Missouri rolls back minimum wage increase in St. Louis

By Matthew MacEgan
8 July 2017

Missouri’s Republican-controlled legislature passed a law that will go into effect on August 28 reversing the city of St. Louis’s 2015 wage increase; lowering it back to the state’s standard.

The minimum wage rate in St. Louis will fall from $10 per hour to a miserly $7.70, a 23 percent decrease. Missouri’s minimum wage is only slightly higher than the federal minimum wage of $7.25, which has not seen an increase in 10 years.

The city’s new minimum wage went into effect in May and was set to bump up to $11 in January 2018. However, the increase still left the minimum wage lower in real terms than it had been in 1968, nearly half a century ago. A report by the Center for Economic and Policy Research found that if the minimum wage had kept pace with the growth in worker productivity it would have reached $21.72 an hour by 2012.

The ordinance passed by the city of St. Louis in 2015 led to a legal battle between the city and local business groups that reached the Missouri Supreme Court.

The city won the battle which allowed the minimum wage in the city to increase only two months ago; however, the Missouri General Assembly passed a new law earlier this year that prohibits local governments from setting a higher minimum wage than what the state requires. Even if the minimum wage were to remain at $10 an hour it would place an individual worker without children or dependents near the poverty line.

The rollback of St. Louis’s minimum wage could serve as a precedent for other states passing similar laws to override city legislation. At least 17 US states have enacted preemption laws such as the one in Missouri. One of these is Alabama, where Birmingham had passed legislation increasing the minimum wage to $10.10.

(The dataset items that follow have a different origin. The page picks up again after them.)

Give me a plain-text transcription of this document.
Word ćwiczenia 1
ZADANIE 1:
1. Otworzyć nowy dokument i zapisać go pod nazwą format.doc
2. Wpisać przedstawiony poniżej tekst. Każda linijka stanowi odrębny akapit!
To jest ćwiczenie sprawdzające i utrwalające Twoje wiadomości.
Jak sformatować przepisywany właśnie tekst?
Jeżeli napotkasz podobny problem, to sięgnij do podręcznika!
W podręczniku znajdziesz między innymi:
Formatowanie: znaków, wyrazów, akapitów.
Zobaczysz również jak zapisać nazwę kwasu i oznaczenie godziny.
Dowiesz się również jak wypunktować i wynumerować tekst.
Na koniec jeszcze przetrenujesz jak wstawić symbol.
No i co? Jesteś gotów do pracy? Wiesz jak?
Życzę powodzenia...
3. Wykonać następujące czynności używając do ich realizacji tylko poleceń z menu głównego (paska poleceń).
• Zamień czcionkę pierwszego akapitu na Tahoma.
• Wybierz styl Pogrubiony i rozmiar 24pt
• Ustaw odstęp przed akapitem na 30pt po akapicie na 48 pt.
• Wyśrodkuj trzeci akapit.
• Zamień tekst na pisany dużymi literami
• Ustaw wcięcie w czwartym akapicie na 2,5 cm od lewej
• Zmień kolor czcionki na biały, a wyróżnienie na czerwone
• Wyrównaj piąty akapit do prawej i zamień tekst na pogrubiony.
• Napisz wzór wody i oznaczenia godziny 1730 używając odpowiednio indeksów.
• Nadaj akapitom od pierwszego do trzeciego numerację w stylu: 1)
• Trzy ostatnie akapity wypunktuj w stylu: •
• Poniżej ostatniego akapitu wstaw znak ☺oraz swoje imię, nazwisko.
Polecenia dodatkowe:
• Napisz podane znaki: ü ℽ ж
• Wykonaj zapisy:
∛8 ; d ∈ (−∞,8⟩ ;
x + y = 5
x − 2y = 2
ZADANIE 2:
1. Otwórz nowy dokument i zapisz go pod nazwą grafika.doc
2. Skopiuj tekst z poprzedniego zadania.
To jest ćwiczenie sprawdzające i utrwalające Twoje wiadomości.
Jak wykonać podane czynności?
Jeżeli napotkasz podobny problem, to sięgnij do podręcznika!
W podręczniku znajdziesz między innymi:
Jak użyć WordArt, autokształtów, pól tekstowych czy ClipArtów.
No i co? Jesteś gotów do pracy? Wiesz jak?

The Democratic Party nationally has used the minimum wage issue as a means of bolstering support in election years with several other city councils approving nominal increases to be phased in over a number of years.

Most recently, Minneapolis approved a $15 minimum wage increase which will be phased in by 2019 for large employers but not until 2021 for businesses with fewer than 100 employees.

As of July 1, many workers across the country got raises depending on the cities in which they live. Chicago went to $11, Los Angeles went to $12, San Francisco went to $14, and Washington D.C. went to $12.50 an hour. The states of Oregon and Maryland also saw increases in their minimum wages—$10.25 and $9.25 respectively. The state of California is planning to raise its minimum wage to $15 by 2022.

While Republicans argue that the solution to unemployment is for workers to be paid poverty wages and the Democrats call for derisory increases as means of staving off social opposition, both parties agree that workers in the US do not have the right to a living wage.

St. Louis’s Democratic mayor, Lyda Krewson has absurdly postured as a defender of low wage workers, criticizing the new state law “a setback for working families. The state has preempted cities from enacting laws on many issues, including guns, cold medicine, and now our minimum wage.”

Meanwhile Missouri’s Republican governor, Eric Greitens, responded to such comments by stating that raising the minimum wage will “kill jobs” and “take money out of people’s pockets.”

Greitens cited a recent study published by the National Bureau of Economic Research based on Seattle, where the minimum wage will gradually reach $15 an hour based on legislation passed in 2014. The report shows that the wage increase may be hurting low-wage workers. The report found that such workers made $125 less each month on average, due to the lowering of their hours. Liberals have questioned the study’s veracity and its results remain contested in the political arena.

Another report published in 2016 by the National Employment Law Project showed that historically, since 1938, year-over-year employment increased 68 percent of the time after each federal minimum wage increase. Additionally, those industries most affected by minimum wage—namely, retail and hospitality—saw an increase in employment 82 percent of the time. The authors of this report insist that there is no correlation between federal minimum-wage increases and lower employment levels. This would mean that other factors besides minimum wage could be driving the Seattle study cited by Greitens.

Despite his open opposition to increasing the minimum wage Greitens refused to sign the new bill into law, stating, “I disapprove of the way politicians handled this.” He complained that politicians “dragged their feet for months” which in turn led to many different wage levels across the state. “That’s why I won’t be signing my name to their bill.” However, according to state law, the bill will pass even without his signature.

It is impossible to determine at this point how many employers will actually slash pay back down to the lower level or what sort of effect it will have on the abysmal social conditions which prevail in the once heavily industrialized city.

A 2015 study showed that St. Louis ranked sixth in a list of large US cities with high poverty levels. It came behind Detroit, Cleveland, Fresno, Memphis, and Milwaukee with a rate of 28.5 percent.